Tom Vermeiren: “Ik ben zeker dat ik met dit restaurant in een stad als Antwerpen kan overleven. Maar wil ik dat? Neen. Als ik zou verhuizen dan is het naar een nieuwbouw in Steendorp, vlakbij de Schelde, midden in het groen. Er is een mooie site vlakbij het Fort waar ik eenmaal per week wilde kruiden ga plukken zoals daslook, vlierbloesem in het seizoen, kapucijntjes, mosterdbloemetjes. Ik heb mijn idee al aan enkele schepenen voorgelegd, maar die vinden dat een restaurant zoals het mijne niet in het groen kan. Maar dat is net de bedoeling, dat je je in het groen nestelt en met je keuken volledig één met de natuur wordt. Het is geen fabriek, we onderhouden het groen. In het buitenland is er op dat gebied toch meer visie dan hier in België. Vandaar dat ik vrees dat het bij een wilde droom blijft.”

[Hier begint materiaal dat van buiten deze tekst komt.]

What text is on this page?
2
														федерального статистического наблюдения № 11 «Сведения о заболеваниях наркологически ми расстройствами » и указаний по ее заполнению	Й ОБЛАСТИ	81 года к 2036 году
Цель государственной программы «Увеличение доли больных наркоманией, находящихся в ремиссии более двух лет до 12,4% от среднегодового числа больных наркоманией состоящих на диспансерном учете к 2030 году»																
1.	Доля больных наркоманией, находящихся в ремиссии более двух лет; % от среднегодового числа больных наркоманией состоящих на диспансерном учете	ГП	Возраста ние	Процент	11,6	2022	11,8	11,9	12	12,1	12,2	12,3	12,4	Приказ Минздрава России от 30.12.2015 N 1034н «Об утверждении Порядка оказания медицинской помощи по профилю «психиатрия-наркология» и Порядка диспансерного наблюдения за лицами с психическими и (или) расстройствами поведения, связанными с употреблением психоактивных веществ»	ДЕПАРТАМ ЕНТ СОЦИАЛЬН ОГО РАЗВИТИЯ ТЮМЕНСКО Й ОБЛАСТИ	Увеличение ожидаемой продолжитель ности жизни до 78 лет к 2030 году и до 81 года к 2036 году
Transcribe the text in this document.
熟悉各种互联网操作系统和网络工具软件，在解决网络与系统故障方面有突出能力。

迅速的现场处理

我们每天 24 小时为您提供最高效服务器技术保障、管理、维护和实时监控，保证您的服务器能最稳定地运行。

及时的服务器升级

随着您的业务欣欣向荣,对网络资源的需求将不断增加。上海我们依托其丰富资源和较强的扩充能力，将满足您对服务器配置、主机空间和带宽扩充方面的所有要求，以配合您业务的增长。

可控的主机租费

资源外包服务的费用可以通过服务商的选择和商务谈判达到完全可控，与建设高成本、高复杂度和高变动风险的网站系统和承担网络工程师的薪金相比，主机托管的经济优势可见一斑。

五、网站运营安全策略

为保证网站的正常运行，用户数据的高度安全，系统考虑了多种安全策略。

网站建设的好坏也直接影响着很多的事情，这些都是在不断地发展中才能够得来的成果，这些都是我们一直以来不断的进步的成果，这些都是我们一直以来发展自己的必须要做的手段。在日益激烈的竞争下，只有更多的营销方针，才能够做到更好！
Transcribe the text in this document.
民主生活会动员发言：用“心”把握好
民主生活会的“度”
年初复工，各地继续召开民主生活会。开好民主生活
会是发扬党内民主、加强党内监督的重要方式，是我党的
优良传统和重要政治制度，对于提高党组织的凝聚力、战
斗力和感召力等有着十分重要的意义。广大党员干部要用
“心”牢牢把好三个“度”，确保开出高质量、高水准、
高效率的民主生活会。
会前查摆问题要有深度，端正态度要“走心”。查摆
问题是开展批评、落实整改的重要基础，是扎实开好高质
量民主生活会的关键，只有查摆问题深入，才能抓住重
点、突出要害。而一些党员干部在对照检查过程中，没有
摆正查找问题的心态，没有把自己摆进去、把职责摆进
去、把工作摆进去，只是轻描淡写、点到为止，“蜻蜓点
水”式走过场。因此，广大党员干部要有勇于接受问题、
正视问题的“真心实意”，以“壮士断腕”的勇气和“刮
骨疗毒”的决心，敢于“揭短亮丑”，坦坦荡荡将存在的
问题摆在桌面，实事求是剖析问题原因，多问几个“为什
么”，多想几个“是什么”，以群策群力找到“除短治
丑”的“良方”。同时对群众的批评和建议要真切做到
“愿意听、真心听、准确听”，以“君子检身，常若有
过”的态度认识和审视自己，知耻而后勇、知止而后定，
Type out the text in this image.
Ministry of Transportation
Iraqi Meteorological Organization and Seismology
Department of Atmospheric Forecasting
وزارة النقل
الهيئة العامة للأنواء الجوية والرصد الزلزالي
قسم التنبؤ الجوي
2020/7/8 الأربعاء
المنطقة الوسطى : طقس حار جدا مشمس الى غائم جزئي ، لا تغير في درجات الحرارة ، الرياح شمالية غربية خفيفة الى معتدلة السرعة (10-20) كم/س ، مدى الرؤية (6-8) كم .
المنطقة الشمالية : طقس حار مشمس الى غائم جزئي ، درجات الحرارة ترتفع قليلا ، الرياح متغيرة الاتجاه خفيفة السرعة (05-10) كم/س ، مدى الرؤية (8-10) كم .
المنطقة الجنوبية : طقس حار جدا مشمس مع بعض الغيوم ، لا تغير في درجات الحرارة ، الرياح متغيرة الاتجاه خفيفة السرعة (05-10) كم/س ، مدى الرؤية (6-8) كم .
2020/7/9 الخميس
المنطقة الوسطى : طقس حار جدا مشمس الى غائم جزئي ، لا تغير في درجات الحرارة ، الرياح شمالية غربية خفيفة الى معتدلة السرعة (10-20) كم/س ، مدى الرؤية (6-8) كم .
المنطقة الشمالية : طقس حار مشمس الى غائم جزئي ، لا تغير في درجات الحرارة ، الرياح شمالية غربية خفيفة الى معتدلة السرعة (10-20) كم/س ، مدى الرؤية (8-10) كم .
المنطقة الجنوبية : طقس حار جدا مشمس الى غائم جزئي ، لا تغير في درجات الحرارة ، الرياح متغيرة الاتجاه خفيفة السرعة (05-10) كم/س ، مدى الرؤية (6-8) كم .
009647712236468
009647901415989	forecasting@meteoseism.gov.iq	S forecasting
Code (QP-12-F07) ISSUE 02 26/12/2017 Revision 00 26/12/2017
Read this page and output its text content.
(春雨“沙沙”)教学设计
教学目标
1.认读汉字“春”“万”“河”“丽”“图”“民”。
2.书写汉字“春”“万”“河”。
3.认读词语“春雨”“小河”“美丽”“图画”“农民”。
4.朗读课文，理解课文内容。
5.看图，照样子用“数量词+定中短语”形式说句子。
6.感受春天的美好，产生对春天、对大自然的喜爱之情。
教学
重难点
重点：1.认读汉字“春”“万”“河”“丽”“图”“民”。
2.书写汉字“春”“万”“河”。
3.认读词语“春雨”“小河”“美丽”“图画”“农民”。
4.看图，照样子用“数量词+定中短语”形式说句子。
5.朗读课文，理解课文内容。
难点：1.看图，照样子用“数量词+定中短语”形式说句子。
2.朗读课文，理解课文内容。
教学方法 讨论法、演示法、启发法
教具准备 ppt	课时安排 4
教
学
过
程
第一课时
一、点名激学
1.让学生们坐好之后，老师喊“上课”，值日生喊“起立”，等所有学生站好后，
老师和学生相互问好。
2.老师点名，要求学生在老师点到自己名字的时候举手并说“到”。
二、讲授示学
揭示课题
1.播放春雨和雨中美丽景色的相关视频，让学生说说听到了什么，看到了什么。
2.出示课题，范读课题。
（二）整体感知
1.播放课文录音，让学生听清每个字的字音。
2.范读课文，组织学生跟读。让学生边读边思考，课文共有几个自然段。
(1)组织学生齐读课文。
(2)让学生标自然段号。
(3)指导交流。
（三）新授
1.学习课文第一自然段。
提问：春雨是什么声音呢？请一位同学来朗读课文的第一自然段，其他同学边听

Door wie laat je je inspireren?
Tom Vermeiren: “Iedereen inspireert me. Ik kom uit een generatie die opkijkt naar de grote chefs en die respect heeft voor de inspiratie die ze brengen. Ik ga ook veel naar het buitenland, naar Kopenhagen bijvoorbeeld, en minstens 1 keer per jaar naar Londen, waar veel gebeurt op horecagebied. Niet dat hier in België geen interessante dingen gebeuren, maar reizen vind ik plezierig en dan paar ik graag het nuttige aan het aangename.”
Wat verwacht je van de Young Masters?
Tom Vermeiren: “Vraag me dat over twee jaar en dan kan ik je een uitgebreid antwoord geven. Het is nog allemaal nieuw voor mij. Maar ik verwacht vooral veel nieuwe contacten te maken en de kans te krijgen om met andere Young Masters zoals Maxime Zimmer, Tim Boury of Maxime Collard te praten. Om te kijken hoe zij werken, hoe hun zaak evolueert en hoe zij de toekomst zien.”
Je bent ook een van de chefs van Jong Keukengeweld. Zie je een verschil met de Young Masters?
Tom Vermeiren: ‘Toch wel. De invulling van de groep is anders dan bij de Young Masters. Jong Keukengeweld is een collectief van jonge dynamische chefs die met hun keuken boven het maaiveld uitsteken. De Young Masters zijn van een ander kaliber met chefs die al een trap hoger staan, zoals Tim Boury, Gary Kirchens van Villa Lorraine of Maxime Collard. Daar zijn het de grote jongens die het voortouw nemen. Bij Jong Keukengeweld ben ik meer aanwezig, ik neem mee de leidersrol en kook voor Toerisme Vlaanderen als Kitchen Rebel op buitenlandse missies.”
Welke bijzondere mensen mogen er aanschuiven aan je gastentafel?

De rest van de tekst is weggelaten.